[This message has been edited by skadder (edited July 30, 2011).]
[This message has been edited by Kathleen Dalton Woodbury (edited July 30, 2011).]
This is how you start a story.
Axe
good job.
quote:
I watched the Janesk playing with her drink like some regular customer.
Like this sentence, for example. The 'I watched' is usually a stopper, but I believe it's best in this 1st person narration. The 'like some regular customer' is too vanilla for my liking. A better visual is in order.
I watched the Janesk play with her drink, acting as if she were a bored single white femaled human in search of a bit of one-on-one action for the night.
quote:
She swirled the blue fluids around the glass and occasionally sipped them, all the while her brown eyes scanned the room.
'around the glass' sounds like it's outside of it, as if its a holograph. Wouldn't 'in' be more accurate than 'around'?
quote:
Transhumans are often sexually blurred. But she looked like a she, walked like a she...I waved her over.
First, shouldn't there be a comma after blurred? And the second sentence is too opened ended. It would be a good spot for a bit of inner monologue to build on the parameters of your universe.
but she looked like a she, and walked like a she...close enough, for most. I waved her over
quote:
"Are you the master of the Dreven?" she asked as she neared.
I nodded. "And you're the Janesk."
The framing of her question makes his answer sound odd and forward. She asks as if she doesn't know at all, while his response comes off as cocky. A minor rewording of both would change this. either...
"You are the master of the Dreven?" she asked as she neared.
I nodded. "And you're the Janesk."
or...
"Are you the master of the Dreven?" she asked as she neared.
I nodded. "And you must be the Janesk."
quote:
"I need passage to Chola."
"So you said."
He did? When? I assumed they were meeting for the first time.
Truthfully, this opening reads fine, but you were getting way too much love for it, and that makes me jealous.
[This message has been edited by snapper (edited July 30, 2011).]
The one thing that no one seemed to comment on:
"She swirled the blue fluids around the glass and occasionally sipped them, all the while her brown eyes scanned the room."

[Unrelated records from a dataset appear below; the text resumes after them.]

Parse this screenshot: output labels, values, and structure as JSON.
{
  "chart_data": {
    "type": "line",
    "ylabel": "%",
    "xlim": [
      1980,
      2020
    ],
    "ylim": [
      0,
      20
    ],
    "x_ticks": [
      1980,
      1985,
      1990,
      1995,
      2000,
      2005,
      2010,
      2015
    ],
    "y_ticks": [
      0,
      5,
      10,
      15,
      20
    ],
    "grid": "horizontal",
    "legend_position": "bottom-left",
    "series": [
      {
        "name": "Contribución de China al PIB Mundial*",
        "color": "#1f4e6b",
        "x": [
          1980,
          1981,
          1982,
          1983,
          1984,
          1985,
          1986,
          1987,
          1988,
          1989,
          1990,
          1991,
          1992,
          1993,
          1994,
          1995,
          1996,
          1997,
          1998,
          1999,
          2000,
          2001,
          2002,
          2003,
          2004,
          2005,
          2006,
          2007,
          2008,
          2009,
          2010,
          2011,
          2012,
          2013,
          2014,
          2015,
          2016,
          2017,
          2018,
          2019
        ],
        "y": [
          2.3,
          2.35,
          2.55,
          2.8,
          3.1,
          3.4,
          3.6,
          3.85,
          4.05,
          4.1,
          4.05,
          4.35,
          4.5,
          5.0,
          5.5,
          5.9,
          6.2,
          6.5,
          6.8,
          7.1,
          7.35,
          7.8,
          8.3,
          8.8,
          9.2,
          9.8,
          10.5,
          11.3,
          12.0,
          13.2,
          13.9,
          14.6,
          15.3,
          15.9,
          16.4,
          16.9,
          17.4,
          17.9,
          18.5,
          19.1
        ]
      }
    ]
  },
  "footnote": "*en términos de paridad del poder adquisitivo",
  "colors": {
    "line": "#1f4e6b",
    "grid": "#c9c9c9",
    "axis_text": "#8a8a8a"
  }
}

This is grammatically incorrect!
The easiest fix to make it correct would be to replace the comma with a semicolon. However, I still think this sounds awkward. I would try something like thi:
"She swirled the blue fluids around the glass and occasionally sipped them, all the while scanning the room with ..."
Which I would end by adding some sort of adjective before "brown eyes." I can't really suggest an appropriate one because I don't yet know enough about her intent.
Anyways, that's my two cents.
[This message has been edited by zewology (edited July 30, 2011).]
This sentence really bugged me with the close proximity of both "she"'s. I'm not real sure how to get around it, but maybe find a way to say she drew near, have her speak, then end with "she asked". At first I thought both persons involved were "she" and not sure who was who with the two "she"'s in the sentence.
I can see that they had an appointment even though I didn't get that in the first run through. Did you change anything since this morning?
quote:
Truthfully, this opening reads fine, but you were getting way too much love for it, and that makes me jealous.
This made me smile.
Thank you to everyone for reading and taking the time comment.